Environ 150 personnes travailleraient à l’élaboration du quotidien, qui est vendu 1 000 livres libanaises en kiosque. Il tournerait avec un budget annuel de plusieurs millions de dollars, dont près de 20 000 dollars sont dédiés au paiement de la licence de presse louée sur 10 ans au Parti communiste libanais.
Al-Balad : un quotidien “de masse”
Lancé en 2003 avec la volonté d’être indépendant, c’est-à-dire sans financement politique, al-Balad serait aujourd’hui le magazine le plus distribué au Liban : il revendique 40 000 abonnés pour sa version arabe et 12 000 pour sa version française, selon Pierre al-Qadi, l’un de ses directeurs éditoriaux. Avec la distribution en kiosque et la distribution gratuite, le Balad tirerait à 60 000 exemplaires. Il est vendu à 1 000 livres libanaises en kiosque ; il emploierait près de 70 personnes pour ses deux versions.

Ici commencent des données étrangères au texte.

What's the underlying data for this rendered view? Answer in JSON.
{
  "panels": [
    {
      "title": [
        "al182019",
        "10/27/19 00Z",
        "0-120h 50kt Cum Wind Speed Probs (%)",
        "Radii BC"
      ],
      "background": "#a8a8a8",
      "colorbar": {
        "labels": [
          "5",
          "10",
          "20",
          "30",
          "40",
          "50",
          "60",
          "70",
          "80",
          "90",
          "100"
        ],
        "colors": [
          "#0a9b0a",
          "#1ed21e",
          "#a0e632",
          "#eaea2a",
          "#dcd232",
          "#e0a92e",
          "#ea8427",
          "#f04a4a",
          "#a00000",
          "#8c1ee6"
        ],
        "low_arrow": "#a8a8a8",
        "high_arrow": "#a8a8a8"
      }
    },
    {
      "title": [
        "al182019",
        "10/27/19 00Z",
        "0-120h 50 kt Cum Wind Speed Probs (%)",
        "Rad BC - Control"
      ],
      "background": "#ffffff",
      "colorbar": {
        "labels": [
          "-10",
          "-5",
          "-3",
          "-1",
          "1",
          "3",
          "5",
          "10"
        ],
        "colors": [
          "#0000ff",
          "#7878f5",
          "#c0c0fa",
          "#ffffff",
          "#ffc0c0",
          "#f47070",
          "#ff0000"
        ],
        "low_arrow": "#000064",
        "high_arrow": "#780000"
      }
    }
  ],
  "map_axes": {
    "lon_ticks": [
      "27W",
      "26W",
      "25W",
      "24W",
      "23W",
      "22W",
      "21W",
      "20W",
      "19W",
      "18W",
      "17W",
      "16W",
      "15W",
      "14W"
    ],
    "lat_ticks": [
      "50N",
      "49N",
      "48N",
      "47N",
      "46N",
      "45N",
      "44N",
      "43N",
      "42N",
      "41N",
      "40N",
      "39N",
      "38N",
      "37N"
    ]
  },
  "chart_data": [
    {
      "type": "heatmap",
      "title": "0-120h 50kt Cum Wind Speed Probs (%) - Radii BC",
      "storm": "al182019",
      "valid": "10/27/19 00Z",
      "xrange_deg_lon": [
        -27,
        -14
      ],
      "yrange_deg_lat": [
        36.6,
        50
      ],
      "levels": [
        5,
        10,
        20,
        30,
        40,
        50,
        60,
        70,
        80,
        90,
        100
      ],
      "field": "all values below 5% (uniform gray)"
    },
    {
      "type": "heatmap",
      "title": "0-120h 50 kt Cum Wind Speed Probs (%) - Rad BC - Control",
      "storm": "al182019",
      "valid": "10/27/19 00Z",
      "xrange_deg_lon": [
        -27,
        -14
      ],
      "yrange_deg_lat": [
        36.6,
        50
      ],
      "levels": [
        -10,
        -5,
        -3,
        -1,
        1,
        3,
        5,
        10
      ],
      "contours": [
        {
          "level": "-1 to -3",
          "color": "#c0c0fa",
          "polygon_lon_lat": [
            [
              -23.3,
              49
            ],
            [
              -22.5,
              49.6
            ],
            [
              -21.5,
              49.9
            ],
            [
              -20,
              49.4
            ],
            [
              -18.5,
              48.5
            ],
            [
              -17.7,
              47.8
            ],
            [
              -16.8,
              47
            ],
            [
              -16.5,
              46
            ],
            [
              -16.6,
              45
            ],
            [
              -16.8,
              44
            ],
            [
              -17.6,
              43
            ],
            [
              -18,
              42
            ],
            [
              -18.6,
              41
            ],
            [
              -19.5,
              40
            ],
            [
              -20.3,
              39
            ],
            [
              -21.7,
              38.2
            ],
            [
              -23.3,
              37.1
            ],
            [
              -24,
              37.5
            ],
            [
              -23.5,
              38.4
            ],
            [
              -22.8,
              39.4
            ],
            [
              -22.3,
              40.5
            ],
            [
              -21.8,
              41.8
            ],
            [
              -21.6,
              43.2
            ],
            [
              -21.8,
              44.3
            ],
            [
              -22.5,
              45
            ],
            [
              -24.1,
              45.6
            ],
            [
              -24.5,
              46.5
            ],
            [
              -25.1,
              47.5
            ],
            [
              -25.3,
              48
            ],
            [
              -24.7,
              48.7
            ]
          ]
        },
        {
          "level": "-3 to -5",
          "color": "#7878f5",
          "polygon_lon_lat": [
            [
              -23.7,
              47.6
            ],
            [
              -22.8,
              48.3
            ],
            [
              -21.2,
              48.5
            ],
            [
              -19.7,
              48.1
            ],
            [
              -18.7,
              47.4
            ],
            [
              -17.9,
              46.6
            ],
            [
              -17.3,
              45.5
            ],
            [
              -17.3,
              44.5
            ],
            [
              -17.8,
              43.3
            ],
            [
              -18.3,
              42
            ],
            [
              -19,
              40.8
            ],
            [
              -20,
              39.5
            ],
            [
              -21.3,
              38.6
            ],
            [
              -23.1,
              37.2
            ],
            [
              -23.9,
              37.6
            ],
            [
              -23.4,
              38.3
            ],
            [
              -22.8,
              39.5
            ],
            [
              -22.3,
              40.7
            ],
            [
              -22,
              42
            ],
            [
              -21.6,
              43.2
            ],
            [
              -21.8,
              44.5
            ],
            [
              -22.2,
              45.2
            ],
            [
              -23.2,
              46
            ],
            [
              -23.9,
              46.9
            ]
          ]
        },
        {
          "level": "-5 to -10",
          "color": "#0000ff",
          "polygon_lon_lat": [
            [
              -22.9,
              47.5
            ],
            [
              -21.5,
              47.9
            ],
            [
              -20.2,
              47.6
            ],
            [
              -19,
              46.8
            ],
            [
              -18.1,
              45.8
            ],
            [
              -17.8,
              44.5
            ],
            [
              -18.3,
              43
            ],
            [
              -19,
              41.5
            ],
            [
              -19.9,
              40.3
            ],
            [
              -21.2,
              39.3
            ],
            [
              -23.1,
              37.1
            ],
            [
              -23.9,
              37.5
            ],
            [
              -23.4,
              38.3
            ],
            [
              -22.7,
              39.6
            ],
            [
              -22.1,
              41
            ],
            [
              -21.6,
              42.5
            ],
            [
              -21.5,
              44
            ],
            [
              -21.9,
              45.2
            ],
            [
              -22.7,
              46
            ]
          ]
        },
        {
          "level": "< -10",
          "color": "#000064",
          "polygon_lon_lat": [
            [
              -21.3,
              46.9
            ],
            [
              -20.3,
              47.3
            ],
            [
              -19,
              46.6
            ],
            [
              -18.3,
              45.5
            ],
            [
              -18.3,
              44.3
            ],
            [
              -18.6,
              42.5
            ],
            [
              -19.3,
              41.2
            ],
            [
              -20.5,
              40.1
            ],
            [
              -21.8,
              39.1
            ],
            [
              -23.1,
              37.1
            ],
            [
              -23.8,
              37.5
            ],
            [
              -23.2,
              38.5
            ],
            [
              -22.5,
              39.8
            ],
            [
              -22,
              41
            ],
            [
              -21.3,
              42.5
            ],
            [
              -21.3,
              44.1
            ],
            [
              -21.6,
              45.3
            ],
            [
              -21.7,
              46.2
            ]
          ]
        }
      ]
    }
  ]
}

Financé par la publicité et les ventes, il tente de se démarquer en encourageant les opinions de tous bords. Il a longtemps eu pour politique de ne pas avoir de rédacteur en chef ; aujourd’hui, il n’y a toujours pas de rédacteur unique, mais une direction éditoriale composée de trois personnes pour chaque langue. Il s’adresse à un lectorat de masse, avec un focus sur une audience jeune. Chaque année al-Balad organise des campagnes d’abonnements agressives pour étendre son lectorat. Le quotidien est détenu au Liban par la société al-Balad SAL, dont les actionnaires sont Ahmad Baadarani, Marwan Dimas et Riad Kiwan. Al-Balad fait partie du groupe AWI (Al Waseet International), détenu par les Syriens Bachar Kiwan et Majed Suleiman. AWI publie également al-Waseet, Marie-Claire, Layalina, Gala et Topgear.